Waxing Lyrical about Lyrica?

 

Many thanks to those of you who have emailed to let me know your experiences with Pregabalin (trade name Lyrica). The results are mixed. Some people do seem to get a degree of pain relief from it, although often at high doses (max 600mg a day), but others either find it ineffective or have side effects such as feeling sleepy. It doesn't seem to cause the weight gain and difficulty thinking that Gabapentin does, but I have come across some people who have found they get very irritable on it, not like their normal selves.

Lyrica is supposed to be helpful for sleep and anxiety as well as for pain. Overall, again, it suits some people but not others.
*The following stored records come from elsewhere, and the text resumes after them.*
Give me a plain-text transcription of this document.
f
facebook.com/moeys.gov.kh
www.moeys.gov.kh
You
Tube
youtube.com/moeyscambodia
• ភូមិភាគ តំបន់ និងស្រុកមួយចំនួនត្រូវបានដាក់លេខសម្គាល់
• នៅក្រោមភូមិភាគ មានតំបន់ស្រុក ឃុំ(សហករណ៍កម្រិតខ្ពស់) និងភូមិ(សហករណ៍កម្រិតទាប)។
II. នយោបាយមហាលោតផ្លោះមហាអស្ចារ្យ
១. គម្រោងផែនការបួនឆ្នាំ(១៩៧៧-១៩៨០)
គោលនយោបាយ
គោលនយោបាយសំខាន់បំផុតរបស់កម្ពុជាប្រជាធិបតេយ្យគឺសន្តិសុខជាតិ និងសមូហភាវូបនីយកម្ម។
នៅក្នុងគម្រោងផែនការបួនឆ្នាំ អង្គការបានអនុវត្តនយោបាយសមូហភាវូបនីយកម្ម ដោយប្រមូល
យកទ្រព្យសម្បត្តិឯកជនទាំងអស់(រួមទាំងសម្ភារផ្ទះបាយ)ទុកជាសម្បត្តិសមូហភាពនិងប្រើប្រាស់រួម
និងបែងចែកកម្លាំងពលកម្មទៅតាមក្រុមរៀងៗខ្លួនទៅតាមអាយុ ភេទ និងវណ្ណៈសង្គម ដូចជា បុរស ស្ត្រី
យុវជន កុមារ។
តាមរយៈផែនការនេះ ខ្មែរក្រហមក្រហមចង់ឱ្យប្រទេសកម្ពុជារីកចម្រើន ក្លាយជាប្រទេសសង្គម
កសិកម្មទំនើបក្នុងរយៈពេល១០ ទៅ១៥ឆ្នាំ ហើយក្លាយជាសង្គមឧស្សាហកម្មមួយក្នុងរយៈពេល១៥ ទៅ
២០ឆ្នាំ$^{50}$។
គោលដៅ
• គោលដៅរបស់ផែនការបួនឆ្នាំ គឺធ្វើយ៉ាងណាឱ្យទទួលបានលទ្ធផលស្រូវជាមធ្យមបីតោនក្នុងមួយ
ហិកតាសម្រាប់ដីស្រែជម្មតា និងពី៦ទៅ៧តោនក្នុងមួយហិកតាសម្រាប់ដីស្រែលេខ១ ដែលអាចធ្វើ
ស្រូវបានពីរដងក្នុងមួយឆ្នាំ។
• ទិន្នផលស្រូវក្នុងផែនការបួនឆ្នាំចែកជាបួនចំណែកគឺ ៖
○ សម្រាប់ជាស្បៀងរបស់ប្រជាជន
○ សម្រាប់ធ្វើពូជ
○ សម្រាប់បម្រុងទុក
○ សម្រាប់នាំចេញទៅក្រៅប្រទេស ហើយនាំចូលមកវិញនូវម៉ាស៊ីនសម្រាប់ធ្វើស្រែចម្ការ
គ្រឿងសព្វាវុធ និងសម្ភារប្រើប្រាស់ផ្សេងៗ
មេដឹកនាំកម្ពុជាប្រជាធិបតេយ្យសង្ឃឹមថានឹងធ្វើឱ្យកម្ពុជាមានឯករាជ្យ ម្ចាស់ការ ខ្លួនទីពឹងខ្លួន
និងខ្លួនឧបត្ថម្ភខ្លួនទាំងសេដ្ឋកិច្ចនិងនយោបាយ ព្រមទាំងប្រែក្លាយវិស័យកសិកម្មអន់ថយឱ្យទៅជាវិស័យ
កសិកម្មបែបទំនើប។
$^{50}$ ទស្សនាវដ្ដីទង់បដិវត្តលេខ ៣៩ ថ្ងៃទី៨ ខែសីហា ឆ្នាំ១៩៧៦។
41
So I'm afraid Lyrica is no wonder drug. It does have its uses and it is certainly worth a try, for nerve pain and/or difficult sleeping/anxiety. But, like all medication, it is no panacea. I must admit, given how complex chronic pain is, I don't foresee any single drug ever being the answer, but the search continues...

 

PS. If you decide to stop taking Pregabalin, you must do so gradually (get medical advice!)


 

Engineer

An engineer's point of view...

My hubby (an engineer), who is the first person to admit he sees things purely as a layman, has a refreshing take on arachnoiditis. Following our stay in Chambery and his conversations with people attending (doctors and patients), he has become an ambassador for the cause, often advising colleagues and acquaintances who have back trouble to steer clear of spinal injections and consider surgery only as a last resort, otherwise, as he puts it, the body will get 'annoyed', have a reaction causing lots of scar tissue that puts pressure on the spine and nerves.

His opinion on epidural blood patches for dural puncture is similarly down to earth - he thinks it's entirely bizarre to stick a needle into what he calls a 'hydraulic system' , lose fluid through it and then try to inject blood into the same hole.

A simplistic view, no doubt, but it kind of sums it all up in a nutshell!

 

Descriptions of pain

Descriptions of pain:

Having had chronic pain myself for over 30 years, and preparing talks and articles for others with pain, I am always on the lookout for descriptions that resonate. Here's one I've found recently, in "Belong to Me" by Marisa de los Santos.

"I wanted to say something about pain. Because even though I had absolutely no use for it at the time, and, in fact, would have traded minor body parts to be rid of it...pain turned out to be instructive later...in deep, I named it "a wilderness of pain". ...I won't describe it in detail, mainly because I can't. For much of it, I was pretty out to lunch (a very bad lunch served by small red imps in hell.)...The important part, the part that would matter afterward, was how small I became at the end, pain paring off parts of me until I was all but gone, a tiny black comma on an immense white page. Fear went, then intelligence, worry, courage, and charm...Complex emotions evaporated. Humor vanished as though it had never been. My every neurosis went up in smoke, along with most of the English language...Yes, pain is abominable, a nightmare, but pain reveals, when we've had to throw all else overboard, what is left in our personal sinking boat."

Have a good week
DocSarah

 

The pros and cons of air conditioning

The pros and cons of air con...

Had a lovely holiday in Majorca, sun, sea and sangria and managed not to get stung by  jellyfish this time!  Back home to grey skies and rain!

One snag though, I have had to see my dentist as I have face-ache: turns out it's not my teeth, it's my sinuses. It's a re-run of my hubby's recent problems which he had after a couple of work trips to Dubai and Abu Dhabi.  I think the combination of the recycled air on the flights and the air con in the bedrooms is the root of the problem.  I suppose swimming in the pools/sea might also be a factor, but I think air con is the prime suspect.

So whilst it's tempting to ramp up the air conditioning for comfort during the night, beware the side-effects!